Offline Files and Group Policy causes Home Folder deletion
Recently we have came across an issue where users home folders were getting deleted, every time we changed the users home folder location in there AD user object
Each user who had there home folder deleted all changed their home folder to a DFSR path, all had offline folders enable and all had a GPO applied with the setting “ Enable Move the Contents of Documents to the new location” enabled.
After much research we managed to find out the scenarios in which the users files would or wouldn’t get deleted.
Scenario 1
Folder Gets Deleted Every time we change the path.

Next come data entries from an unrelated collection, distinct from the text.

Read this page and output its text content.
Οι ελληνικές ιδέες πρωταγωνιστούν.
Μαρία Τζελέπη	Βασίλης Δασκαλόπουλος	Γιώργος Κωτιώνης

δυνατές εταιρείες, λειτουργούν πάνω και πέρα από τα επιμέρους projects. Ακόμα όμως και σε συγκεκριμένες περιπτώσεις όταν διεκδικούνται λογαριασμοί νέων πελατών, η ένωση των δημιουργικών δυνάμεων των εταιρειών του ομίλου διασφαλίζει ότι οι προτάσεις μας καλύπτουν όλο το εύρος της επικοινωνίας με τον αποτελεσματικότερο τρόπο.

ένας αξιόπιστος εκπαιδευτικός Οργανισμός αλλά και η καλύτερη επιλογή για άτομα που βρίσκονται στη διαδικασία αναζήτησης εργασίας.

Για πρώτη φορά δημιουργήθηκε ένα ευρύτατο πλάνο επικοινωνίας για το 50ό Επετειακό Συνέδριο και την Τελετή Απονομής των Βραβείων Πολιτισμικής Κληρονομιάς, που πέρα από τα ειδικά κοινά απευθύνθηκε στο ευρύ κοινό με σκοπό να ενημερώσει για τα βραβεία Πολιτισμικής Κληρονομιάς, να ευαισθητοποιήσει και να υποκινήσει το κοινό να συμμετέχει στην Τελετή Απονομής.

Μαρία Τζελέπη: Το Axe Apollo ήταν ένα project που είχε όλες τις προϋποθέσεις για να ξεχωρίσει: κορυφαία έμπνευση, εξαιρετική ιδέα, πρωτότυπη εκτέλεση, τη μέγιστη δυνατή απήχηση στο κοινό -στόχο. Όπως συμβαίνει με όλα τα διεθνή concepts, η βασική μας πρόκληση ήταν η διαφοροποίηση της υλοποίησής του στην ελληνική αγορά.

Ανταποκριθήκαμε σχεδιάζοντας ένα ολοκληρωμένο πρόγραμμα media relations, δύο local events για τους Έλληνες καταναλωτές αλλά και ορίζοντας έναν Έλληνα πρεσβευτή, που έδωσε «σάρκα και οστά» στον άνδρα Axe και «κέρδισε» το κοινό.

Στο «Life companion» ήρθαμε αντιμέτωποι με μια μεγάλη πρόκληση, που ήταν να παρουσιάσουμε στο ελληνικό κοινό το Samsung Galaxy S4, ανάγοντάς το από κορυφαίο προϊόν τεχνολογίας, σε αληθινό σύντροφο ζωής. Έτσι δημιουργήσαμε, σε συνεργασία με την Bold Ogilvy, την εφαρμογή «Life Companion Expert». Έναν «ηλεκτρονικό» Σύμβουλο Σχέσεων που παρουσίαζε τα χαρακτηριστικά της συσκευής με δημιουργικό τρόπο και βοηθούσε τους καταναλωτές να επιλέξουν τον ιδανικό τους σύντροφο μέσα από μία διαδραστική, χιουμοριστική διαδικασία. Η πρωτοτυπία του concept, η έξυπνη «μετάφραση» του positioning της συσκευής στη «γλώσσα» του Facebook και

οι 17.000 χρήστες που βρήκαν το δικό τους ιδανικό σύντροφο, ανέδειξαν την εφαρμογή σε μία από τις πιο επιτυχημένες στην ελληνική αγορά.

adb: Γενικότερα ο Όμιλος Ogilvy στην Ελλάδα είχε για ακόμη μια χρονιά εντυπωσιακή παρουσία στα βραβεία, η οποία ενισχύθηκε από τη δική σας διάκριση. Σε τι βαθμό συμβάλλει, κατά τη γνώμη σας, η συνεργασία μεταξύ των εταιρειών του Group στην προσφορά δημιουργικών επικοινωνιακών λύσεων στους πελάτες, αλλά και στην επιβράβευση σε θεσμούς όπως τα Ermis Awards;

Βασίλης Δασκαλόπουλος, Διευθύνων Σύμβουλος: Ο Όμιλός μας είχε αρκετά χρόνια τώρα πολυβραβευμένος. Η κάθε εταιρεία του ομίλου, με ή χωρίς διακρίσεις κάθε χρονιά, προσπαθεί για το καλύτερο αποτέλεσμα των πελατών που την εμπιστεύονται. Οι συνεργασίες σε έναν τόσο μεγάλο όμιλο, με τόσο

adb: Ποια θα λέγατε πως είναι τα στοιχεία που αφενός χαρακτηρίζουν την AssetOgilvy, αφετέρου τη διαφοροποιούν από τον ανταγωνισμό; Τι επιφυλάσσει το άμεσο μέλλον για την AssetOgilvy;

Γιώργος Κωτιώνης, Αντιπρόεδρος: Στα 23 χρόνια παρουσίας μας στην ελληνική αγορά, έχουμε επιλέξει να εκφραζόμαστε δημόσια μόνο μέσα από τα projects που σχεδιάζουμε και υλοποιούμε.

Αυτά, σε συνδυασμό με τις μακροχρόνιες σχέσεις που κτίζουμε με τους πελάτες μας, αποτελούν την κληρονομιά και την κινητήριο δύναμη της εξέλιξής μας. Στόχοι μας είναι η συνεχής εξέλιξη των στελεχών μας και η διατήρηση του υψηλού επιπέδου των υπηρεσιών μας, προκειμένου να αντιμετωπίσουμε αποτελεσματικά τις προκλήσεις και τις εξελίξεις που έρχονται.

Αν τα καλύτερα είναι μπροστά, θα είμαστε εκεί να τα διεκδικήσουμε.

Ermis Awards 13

1, Enable Move the Contents of Documents to the new location
2, Set UNC path under the home drive for the User in AD
3, Log on as the user onto Vista Client
4, Make sure H drive is enabled for Offline files
5, Add some files to the H drive and then perform a Sync through offline files
6, Change Users home drive to DFS namespace
7, Log off Vista machine and Log back on
8, Perform a Sync
9,Reboot Client
10, Home Folder gets deleted
Scenario 2
Folder doesn’t get deleted
1, Deselect Move the Contents of Documents to the new location
2, Set UNC path under the Profile for the User in AD
3, Log on as the user onto Vista Client
4, Make sure H drive is enabled for Offline files
5, Add some files to the H drive and then perform a Sync through offline files
6, Change User home drive to DFS namespace
7, Log off Vista machine and Log back on
8, Perform a Sync
9, Reboot Client
10, Home Folder does not get deleted
Scenario 3
Folder doesn’t get deleted
1, Do not use offline files
2, Move the contents folder can be enable or disabled doesn’t make a difference
In the end we went for scenario 2 as we needed users to have the offline files functionality.


Exactly the same problems we experienced. However, we have gone from DFS to UNC. The phenomenon seems to only affect computers running Vista (XP, and Windows 7 works flawlessly).
We’ve experienced the exact same issue, no DFS at all (UNC to UNC). Our issue was only with Windows 7 (we don’t have any Vista). Additionally, we could reproduce with other redirected folders: Desktop, Start Menu, etc.